2017-18シーズンもリサイタルやコンサート・シリーズ、世界を率いる指揮者やオーケストラとの長期ツアーなどで引く手あまた、シーズン開始前の夏には既にロンドン響のツアーソリストとして各地に招かれ、揺るぎない信頼関係を築いているマイケル・ティルソン=トーマスの指揮のもとブラームスのピアノ協奏曲第2番を演奏。その後、リオネル・ブランギエ指揮シカゴ響との共演でラヴィニア音楽祭への初登場や、ワレリー・ゲルギエフ指揮ミュンヘン・フィルとの共演、ヴェルビエ音楽祭でのシリーズ参加、サンクトペテルブルク・フィルとのドイツ・ツアーなどが続いた。シーズン開始後は、マーラー・チェンバーおよびヨーロッパ室内管という世界を代表する2つの室内管とのツアーで弾き振りや、ヤープ・ヴァン・ズヴェーデンのニューヨーク・フィル音楽監督就任記念ツアー、ヤニック・ネゼ=セガンのロッテルダム・フィル音楽監督として最後のツアーなど、音楽界が注目する重要なツアーでのソリストを務める予定。香港、マイアミ、ワシントンDC、プラハ、テルアビブ、ベルリンでなどにもソリストとして登場する。さらには、室内楽のパートナーとして度々共演を重ねているレオニダス・カヴァコスとのヨーロッパツアーを行う一方、春以降はニューヨーク、サンフランシスコ、ローマ、ウィーン、ベルリン、パリなどで膨大な数のソロ・リサイタルを開催。また、ドゥダメル&ロス・フィルとは、バルトークのピアノ協奏曲ツィクルス(全曲演奏)に取り組む予定である。

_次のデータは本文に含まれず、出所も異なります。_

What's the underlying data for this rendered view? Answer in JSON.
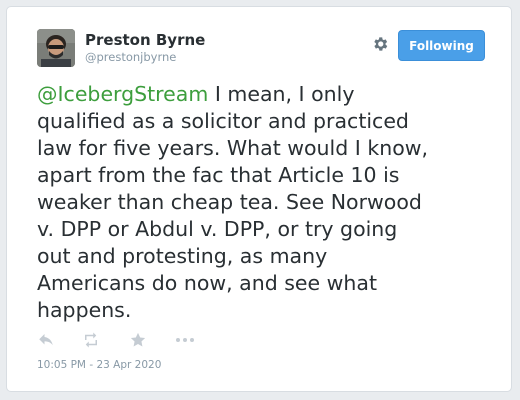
{
  "author": {
    "display_name": "Preston Byrne",
    "handle": "@prestonjbyrne"
  },
  "follow_button": {
    "label": "Following"
  },
  "tweet": {
    "mention": "@IcebergStream",
    "lines": [
      " I mean, I only",
      "qualified as a solicitor and practiced",
      "law for five years. What would I know,",
      "apart from the fac that Article 10 is",
      "weaker than cheap tea. See Norwood",
      "v. DPP or Abdul v. DPP, or try going",
      "out and protesting, as many",
      "Americans do now, and see what",
      "happens."
    ],
    "timestamp": "10:05 PM - 23 Apr 2020"
  },
  "icons": {
    "settings": "gear-icon",
    "reply": "reply-icon",
    "retweet": "retweet-icon",
    "favorite": "star-icon",
    "more": "more-icon"
  },
  "colors": {
    "mention": "#3d9e3d",
    "button": "#4a9fe8",
    "text": "#292f33",
    "muted": "#8899a6",
    "action_icon": "#c5ccd3"
  }
}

これまでに、クラウディオ・アバド、ダニエル・バレンボイム、グスターヴォ・ドゥダメル、アントニオ・パッパーノ、シャルル・ドュトワ、ズービン・メータ、パーヴォ・ヤルヴィなどの一流指揮者たちと共演を重ね、長きにわたり大きな信頼を獲得している。
録音も多く、デビューCDとして2009年春にリリースされた「ソナタ&エチュード集」は、“鮮やかなテクニックと生来の誌的な素質との融合”とグラモフォン誌で評され、クラシックFMグラモフォン・アワードの年間新人賞に輝いた。また、セカンド・アルバム「トランスフォーメーション」は2011年エコー・アワードの年間新人賞を受賞。さらには、アバド指揮マーラー・チェンバーとの「ラフマニノフ:パガニーニの主題による狂詩曲、ピアノ協奏曲第2番」は、グラミー賞ベスト器楽奏者部門にノミネートされた。

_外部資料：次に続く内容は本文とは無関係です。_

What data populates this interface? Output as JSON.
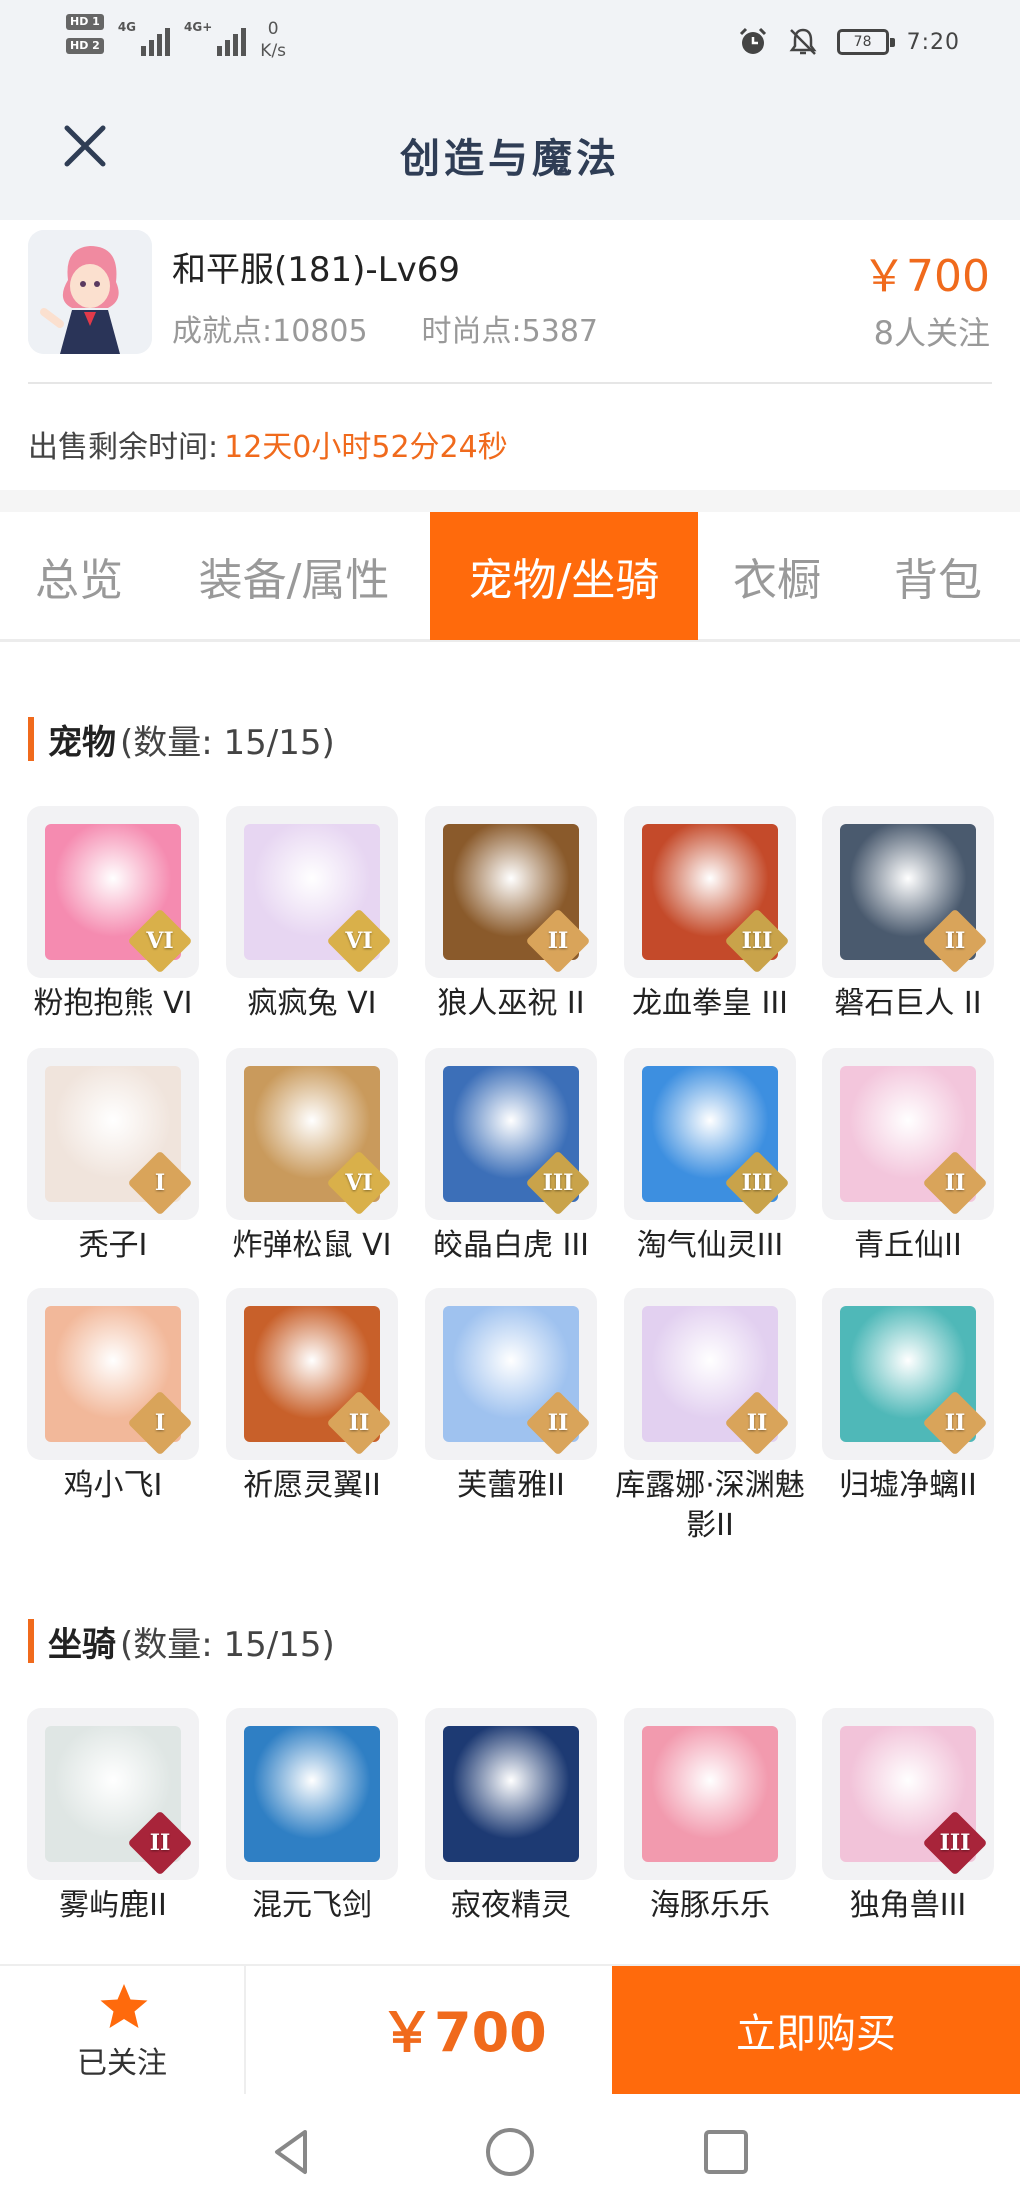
{
  "status_bar": {
    "hd1": "HD 1",
    "hd2": "HD 2",
    "net1": "4G",
    "net2": "4G+",
    "speed_value": "0",
    "speed_unit": "K/s",
    "battery": "78",
    "time": "7:20"
  },
  "header": {
    "title": "创造与魔法"
  },
  "account": {
    "name": "和平服(181)-Lv69",
    "achievement": "成就点:10805",
    "fashion": "时尚点:5387",
    "price": "￥700",
    "followers": "8人关注",
    "remain_label": "出售剩余时间:",
    "remain_value": "12天0小时52分24秒"
  },
  "tabs": [
    {
      "label": "总览"
    },
    {
      "label": "装备/属性"
    },
    {
      "label": "宠物/坐骑",
      "active": true
    },
    {
      "label": "衣橱"
    },
    {
      "label": "背包"
    }
  ],
  "pets_section": {
    "title": "宠物",
    "count": "(数量: 15/15)",
    "items": [
      {
        "name": "粉抱抱熊 VI",
        "tier": "VI",
        "color": "#f58bb0"
      },
      {
        "name": "疯疯兔 VI",
        "tier": "VI",
        "color": "#e7d6f2"
      },
      {
        "name": "狼人巫祝 II",
        "tier": "II",
        "color": "#8a5a2b"
      },
      {
        "name": "龙血拳皇 III",
        "tier": "III",
        "color": "#c44a2a"
      },
      {
        "name": "磐石巨人 II",
        "tier": "II",
        "color": "#4a5a6e"
      },
      {
        "name": "秃子I",
        "tier": "I",
        "color": "#f0e4dc"
      },
      {
        "name": "炸弹松鼠 VI",
        "tier": "VI",
        "color": "#c99a5c"
      },
      {
        "name": "皎晶白虎 III",
        "tier": "III",
        "color": "#3c6fb8"
      },
      {
        "name": "淘气仙灵III",
        "tier": "III",
        "color": "#3d8fe0"
      },
      {
        "name": "青丘仙II",
        "tier": "II",
        "color": "#f3c6dc"
      },
      {
        "name": "鸡小飞I",
        "tier": "I",
        "color": "#f2b89a"
      },
      {
        "name": "祈愿灵翼II",
        "tier": "II",
        "color": "#c8602a"
      },
      {
        "name": "芙蕾雅II",
        "tier": "II",
        "color": "#9fc2ef"
      },
      {
        "name": "库露娜·深渊魅影II",
        "tier": "II",
        "color": "#e2d0f0"
      },
      {
        "name": "归墟净螭II",
        "tier": "II",
        "color": "#4fb8b8"
      }
    ]
  },
  "mounts_section": {
    "title": "坐骑",
    "count": "(数量: 15/15)",
    "items": [
      {
        "name": "雾屿鹿II",
        "tier": "II",
        "color": "#dfe6e4"
      },
      {
        "name": "混元飞剑",
        "tier": "",
        "color": "#2f7fc4"
      },
      {
        "name": "寂夜精灵",
        "tier": "",
        "color": "#1d3a73"
      },
      {
        "name": "海豚乐乐",
        "tier": "",
        "color": "#f29aae"
      },
      {
        "name": "独角兽III",
        "tier": "III",
        "color": "#f2c3d9"
      }
    ]
  },
  "bottom_bar": {
    "follow_label": "已关注",
    "price": "￥700",
    "buy_label": "立即购买"
  }
}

2009年、ロレックスは彼女の功績と将来性を認め、文化アンバサダーに選出。現在もその役を任されている。また、ドイツ・グラモフォンは、今世紀最も注目せずにはいられない魅力あるアーティストと評しており、スタインウェイ社は既に2001年より彼女をサポートしている。一方、これまでのクラシック音楽家のイメージを覆す独自のファッションやスタイルも注目を集めており、2016年ジョルジオ・アルマーニが立ち上げた現代女性に焦点を当てるプロジェクト「Si Women’s Circle(Siと言える女性のサークル)」にも選出。クラシック音楽界に新しい旋風を巻き起こしている。
打楽器奏者の父と舞踊家の母のもと、北京に生まれる。幼少期に中国で音楽を学んだ後カナダで研鑽を積み、その後フィラデルフィアのカーティス音楽院でゲイリー・グラフマンに師事。2007年にマルタ・アルゲリッチの代役として共演したボストン響とのコンサートを機に世界中の注目を集め、その僅か2年後にドイツ・グラモフォンと専属契約を結んだ。
2017年には、バーンスタインやストラヴィンスキー、ホロヴィッツ、ラトルなど音楽史に残る演奏家へ毎年1名にだけ与えられる”Musical America”に選ばれている。